Britain's wholesale gas to remain cheap this year
By Nina Chestney and Oleg Vukmanovic
LONDON: British utilities are set to benefit from low wholesale gas prices this summer and beyond even if power companies opt to do a lot more switching from coal to gas to fuel their plants.
British wholesale gas prices have fallen over 40 percent in the past year as mild winter temperatures softened demand amid a sell-off in crude oil markets to which seasonal gas contracts are indirectly linked and pressure has been mounting on power companies to lower retail prices for households.
Low crude oil prices have also triggered a surge in gas pipeline deliveries into Europe from Russia and Norway which are oil-indexed making them cheaper than the cost of gas traded on Europe's hub markets adding to oversupply in the market.
And U.S. liquefied natural gas exports could add to supply further depressing UK prices or at least keeping them low.
UK gas prices are currently trading at just below 30 pence per therm and were last at these levels in 2009/2010 when a worldwide recession eroded energy demand.
Consultancy Energy Aspects sees average UK gas prices for 2016 at 29.4 pence/therm down from its previous forecast of 35.8 pence. Average 2017 prices are seen lower at 26.4 pence.
"For European gas spot prices (Dutch and UK) we saw very low prices during Q3 and early Q4 2009. That would indicate that there is much more downside possible" said Hans van Cleef senior energy economist at ABN Amro.
Barring sustained very cold weather in the next two months he said "inventories will remain well filled for the time of the year and this will be translated in continued price pressure."
Last week E.ON became the first big British energy supplier this year to cut household gas prices. Utilities often say that although wholesale prices have fallen there are costs to manage from other parts of a household energy bill such as distribution and green levies.
Analysts say gas demand may get a boost from power producers switching away from coal depending on relative price levels.
"It's only coal-to-gas switching which can support prices this summer should oil prices continue to fall" said Massimo Di Odoardo research director for global gas at Wood MacKenzie.
Switching occurs when gas prices nudge below rival fuel coal to become the cheapest fuel for generating electricity. In Britain the shift has already taken place with cleaner-burning gas grabbing a larger slice of the power generation mix.
Newer more efficient UK gas plants are set to displace older coal plants this summer helped by the UK government's carbon price floor which has made coal more costly to burn.
While gas should oust coal this summer the dwindling number of coal plants left in operation suggest UK gas prices may not find a floor at the coal-price switching level if gas oversupply continues to grow an analyst at a major European utility said.
Instead the UK gas price floor may be set at the lower coal-to-gas switching level found in Europe where the cost of burning polluting fuels is less the analyst added.

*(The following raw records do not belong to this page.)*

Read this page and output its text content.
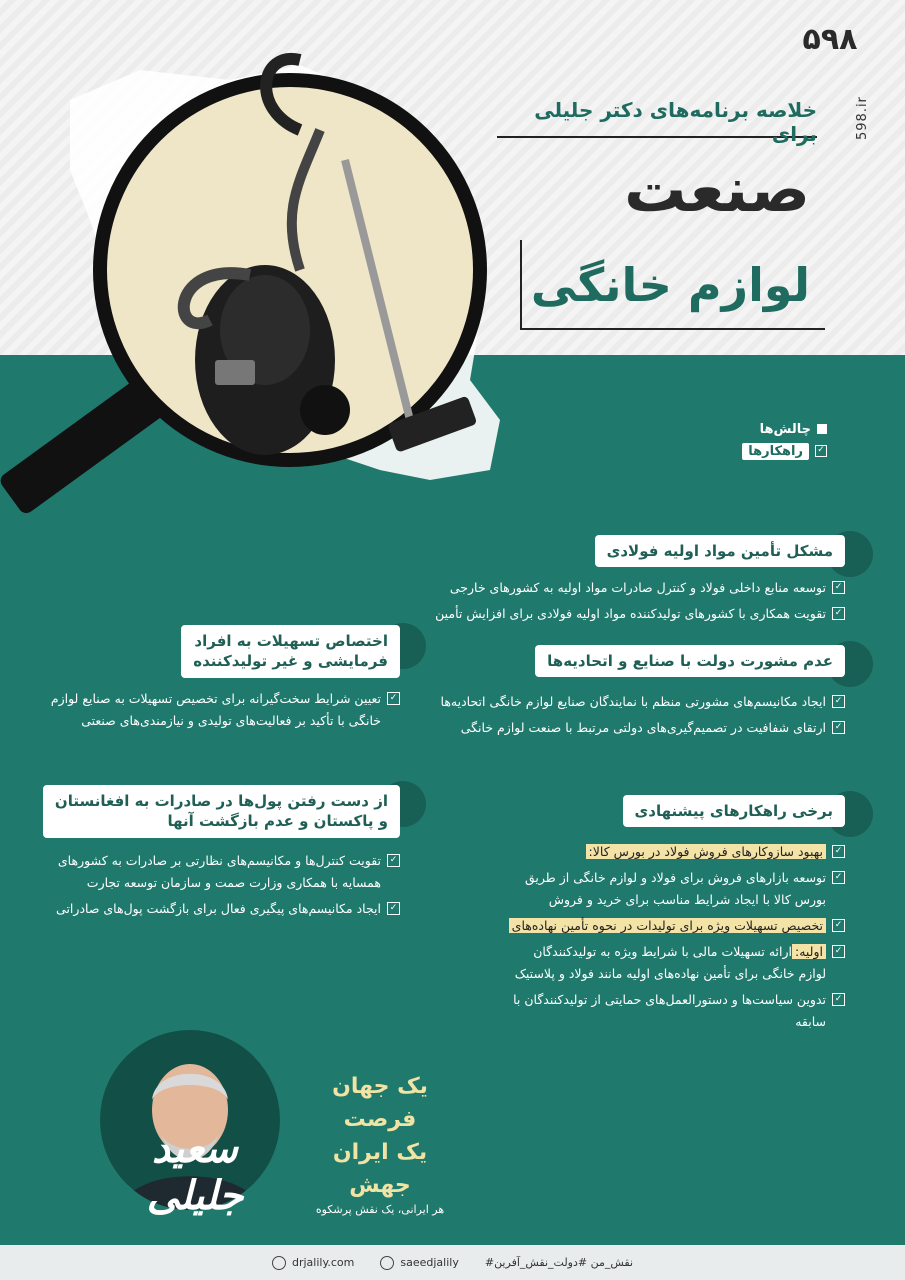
۵۹۸
598.ir
خلاصه برنامه‌های دکتر جلیلی برای
صنعت
لوازم خانگی
چالش‌ها
✓
راهکارها
مشکل تأمین مواد اولیه فولادی
✓
توسعه منابع داخلی فولاد و کنترل صادرات مواد اولیه به کشورهای خارجی
✓
تقویت همکاری با کشورهای تولیدکننده مواد اولیه فولادی برای افزایش تأمین
اختصاص تسهیلات به افراد
فرمایشی و غیر تولیدکننده
✓
تعیین شرایط سخت‌گیرانه برای تخصیص تسهیلات به صنایع لوازم خانگی با تأکید بر فعالیت‌های تولیدی و نیازمندی‌های صنعتی
عدم مشورت دولت با صنایع و اتحادیه‌ها
✓
ایجاد مکانیسم‌های مشورتی منظم با نمایندگان صنایع لوازم خانگی اتحادیه‌ها
✓
ارتقای شفافیت در تصمیم‌گیری‌های دولتی مرتبط با صنعت لوازم خانگی
از دست رفتن پول‌ها در صادرات به افغانستان
و پاکستان و عدم بازگشت آنها
✓
تقویت کنترل‌ها و مکانیسم‌های نظارتی بر صادرات به کشورهای همسایه با همکاری وزارت صمت و سازمان توسعه تجارت
✓
ایجاد مکانیسم‌های پیگیری فعال برای بازگشت پول‌های صادراتی
برخی راهکارهای پیشنهادی
✓
بهبود سازوکارهای فروش فولاد در بورس کالا:
✓
توسعه بازارهای فروش برای فولاد و لوازم خانگی از طریق بورس کالا با ایجاد شرایط مناسب برای خرید و فروش
✓
تخصیص تسهیلات ویژه برای تولیدات در نحوه تأمین نهاده‌های
✓
اولیه:ارائه تسهیلات مالی با شرایط ویژه به تولیدکنندگان لوازم خانگی برای تأمین نهاده‌های اولیه مانند فولاد و پلاستیک
✓
تدوین سیاست‌ها و دستورالعمل‌های حمایتی از تولیدکنندگان با سابقه
سعید جلیلی
یک جهان فرصت
یک ایران جهش
هر ایرانی، یک نقش پرشکوه
drjalily.com	saeedjalily #نقش_من #دولت_نقش_آفرین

Greater use of gas by European power plants would draw more supply from Britain through an existing pipeline link clearing some of the excess and supporting prices at the local hub.
"The downside UK gas price trigger is now at 29.8 p/therm close to where the relevant market trigger is now for the start of continental fuel switching" said Energy Aspects analysts.
"More significant continental fuel switching is only likely to come in at the 24.0 p/therm level which is well below where we expect to see prices.